Miss Trust
There are certain types of storytelling that are only possible in the comic medium. I can guarantee that a full-grown man striking a Narcissistic pose — tie turned bandanna, staring into an invisible yet distant horizon — would not stir any sort of excitement in prose or on the silver screen. The sequential art makes even the smallest of events scream off the page. The drawings are simplistic enough to enable the reader to project herself into the inky landscape and live out adventures in a simpler world. This is only a single capillary in the beating heart that is my love for comics.
Alas, mine is a secret love. Being a comic artist/writer is nothing to brag about (with an expense that puts the racetrack to shame and social acceptance on par with collecting pogs, forget being a reader, as well). Dropping “comic creator” at champagne-spritzed parties does not elicit the same kind of seductive eyebrows that, say, “director,” “producer” or even “laundry-mat owner” might. They’re more pitying eyebrows, as though you have chosen to live the rest of your life as an eleven year-old. Sadly (or wonderfully), they’re kinda right.
Maybe that’s why the industry feels so pure. No one gets into comics for money, fame, or women. The joy has to come from the art itself. And, barring the cave-like lifestyle necessary to mention the monumental effort involved to create an acceptable single panel of palatable work, there is plenty of joy to be had. Those who choose comics to perform their magic find untapped universes of possibility, unrestricted. The movie business is slave to schedules, finicky clouds, and grumbling background noise, film-costs, power sources, and a hundred tempers all trying to get along in order to get a shot finished. Without a huge budget, a fantastic world becomes limited to backyards or tin-foil covered basements. With a huge budget, the artist is limited to the mind of a producer. Even great writing is restrained to the MLA, tangled dialogue and description, the reaches of the reader’s imagination. The comic artist is set free. The fame is in between the heavy, black lines. It is only the pen, a blank page, and the color of quiet, like Ouija, ready to be filled with mere scribbles, lunacies, unsettling truths.
I hate the notion that words and pictures together are thought to be juvenile. Literature is about communication. Sometimes the best way to tell a story or convey a concept is through a visual art. The Egyptians knew this. I’ve made it my life’s mission to put comics into the hands of the people who are convinced they’re for kids or nerds or violent people, and then watch their knees melt underneath them. For that, you have to dig deep. The spinning 7-11 rack no longer does the trick.
My tastes have evolved into a sort of anti-climax over the years. As a child, worlds had to end, heroes birthed from the bowels of humanity to keep my attention. As an adult, I seek subtler reflections. I like to see people broken down into their simplest parts. Maybe that’s why Mark and I, infinity before us, write about jobs, wives, girlfriends, and the monotonous hum of computers. It’s become less of an escape and more of a mirror, though I’m not that shiny in real life.

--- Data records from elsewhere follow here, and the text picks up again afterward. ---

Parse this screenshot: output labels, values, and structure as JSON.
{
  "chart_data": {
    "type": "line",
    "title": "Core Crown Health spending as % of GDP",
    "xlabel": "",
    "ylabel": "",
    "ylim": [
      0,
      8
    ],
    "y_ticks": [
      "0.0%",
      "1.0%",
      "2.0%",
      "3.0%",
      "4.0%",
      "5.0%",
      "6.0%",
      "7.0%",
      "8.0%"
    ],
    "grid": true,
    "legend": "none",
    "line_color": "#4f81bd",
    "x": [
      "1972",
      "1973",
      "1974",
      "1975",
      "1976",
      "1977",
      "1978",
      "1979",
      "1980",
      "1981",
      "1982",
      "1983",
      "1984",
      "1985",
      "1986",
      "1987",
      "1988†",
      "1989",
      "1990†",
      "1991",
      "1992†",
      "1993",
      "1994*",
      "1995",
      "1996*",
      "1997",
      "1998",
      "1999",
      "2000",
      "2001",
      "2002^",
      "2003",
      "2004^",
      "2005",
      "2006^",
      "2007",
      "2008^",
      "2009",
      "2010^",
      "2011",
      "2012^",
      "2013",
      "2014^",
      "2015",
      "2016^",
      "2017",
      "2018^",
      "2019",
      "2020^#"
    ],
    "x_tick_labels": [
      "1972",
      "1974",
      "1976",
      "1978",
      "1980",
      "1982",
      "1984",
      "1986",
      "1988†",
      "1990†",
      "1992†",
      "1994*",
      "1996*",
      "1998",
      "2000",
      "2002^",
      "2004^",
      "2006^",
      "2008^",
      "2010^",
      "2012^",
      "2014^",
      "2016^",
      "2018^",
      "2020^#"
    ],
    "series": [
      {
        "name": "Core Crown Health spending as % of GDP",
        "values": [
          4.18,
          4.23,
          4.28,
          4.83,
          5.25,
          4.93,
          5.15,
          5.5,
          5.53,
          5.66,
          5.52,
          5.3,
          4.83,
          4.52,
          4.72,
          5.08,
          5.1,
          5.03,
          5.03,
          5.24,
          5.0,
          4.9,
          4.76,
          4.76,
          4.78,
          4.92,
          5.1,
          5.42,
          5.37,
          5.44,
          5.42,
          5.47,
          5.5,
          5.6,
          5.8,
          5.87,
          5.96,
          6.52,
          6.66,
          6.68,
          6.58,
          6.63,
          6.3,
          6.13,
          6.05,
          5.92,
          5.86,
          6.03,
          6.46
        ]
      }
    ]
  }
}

So, to the point. Starting now, I’m going to recommend a different comic every week. Why do I think I’m qualified? The truth is, I’m probably not. I’m sure there are people with degrees in this field that could dig into depths on the three-colored page completely unknown to me. But Mark and I have devoured thousands of comics between the two of us (graphic novels that is, though I hesitate to use the term), and we’ve carved a nice burrow of reference. I won’t recommend many “tights and fights”; I’m more interested in comics that challenge. I’ll stretch from historical to bizarre, autobiographical to experimental, and though I’ll try to make them locatable, I may have to digress into lost gems like Miracle Man. If you want to contribute, I’d love to hear your suggestions. There’s plenty out there I don’t know about.

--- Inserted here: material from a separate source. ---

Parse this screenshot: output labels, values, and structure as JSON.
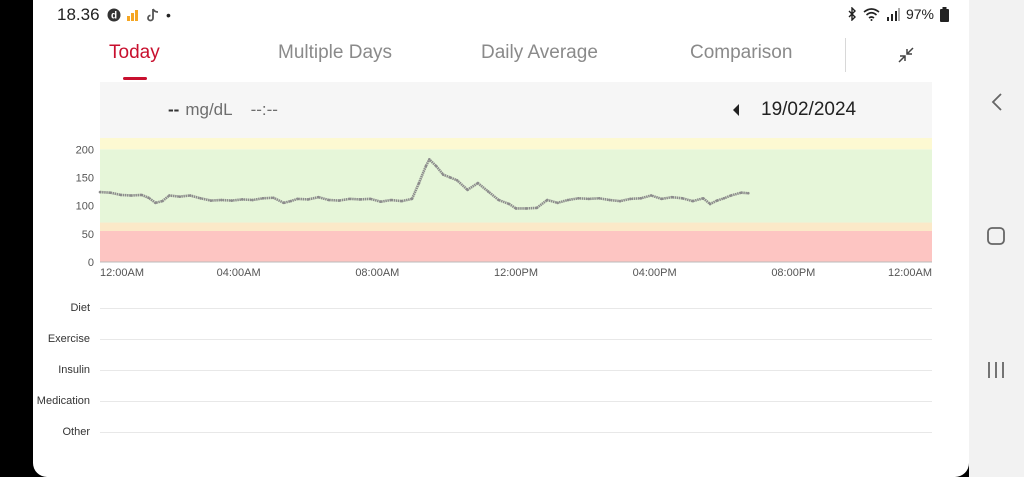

I’ve spoken enough, so I’m not going to write a review, but I want to start this week with David Hellman (the creator of Braid) and Dale Beran’s comic: A Lesson Is Learned But The Damage Is Irreversible. I’ve added it to our links list. I’m excited to have this conversation in the coming weeks, if only with myself, in perpetual limboed notoriety.
I’ll be in good company.
-C

February 6th, 2009 at 5:07 am
wow that the first time i have seen willow pissed off
February 7th, 2009 at 12:02 pm
I think that’s my favorite part of the comic medium- it’s so much easier to express bigger ideas so simply. I’m a crappy artist, and have a short attention span for writing. So I express my emotions with comics (more serious ones, not like the ones on my deviantart page [which, in case anyone is wondering, can be found by clicking my name :)]). There’s just something magical that happens when you combine simple pictures with small amounts of text that you can’t get anywhere else.
February 7th, 2009 at 2:50 pm
lol…. just lol :))
February 8th, 2009 at 8:29 pm
aww… poor willow he dies so often. Give him a sword! PLEASE!
March 27th, 2009 at 4:48 pm
why? so he can swing it and cut himself?
July 1st, 2009 at 3:04 pm
lol
July 30th, 2009 at 7:15 pm
Willows stare of angryness is indeed angry. xD One of the best comics!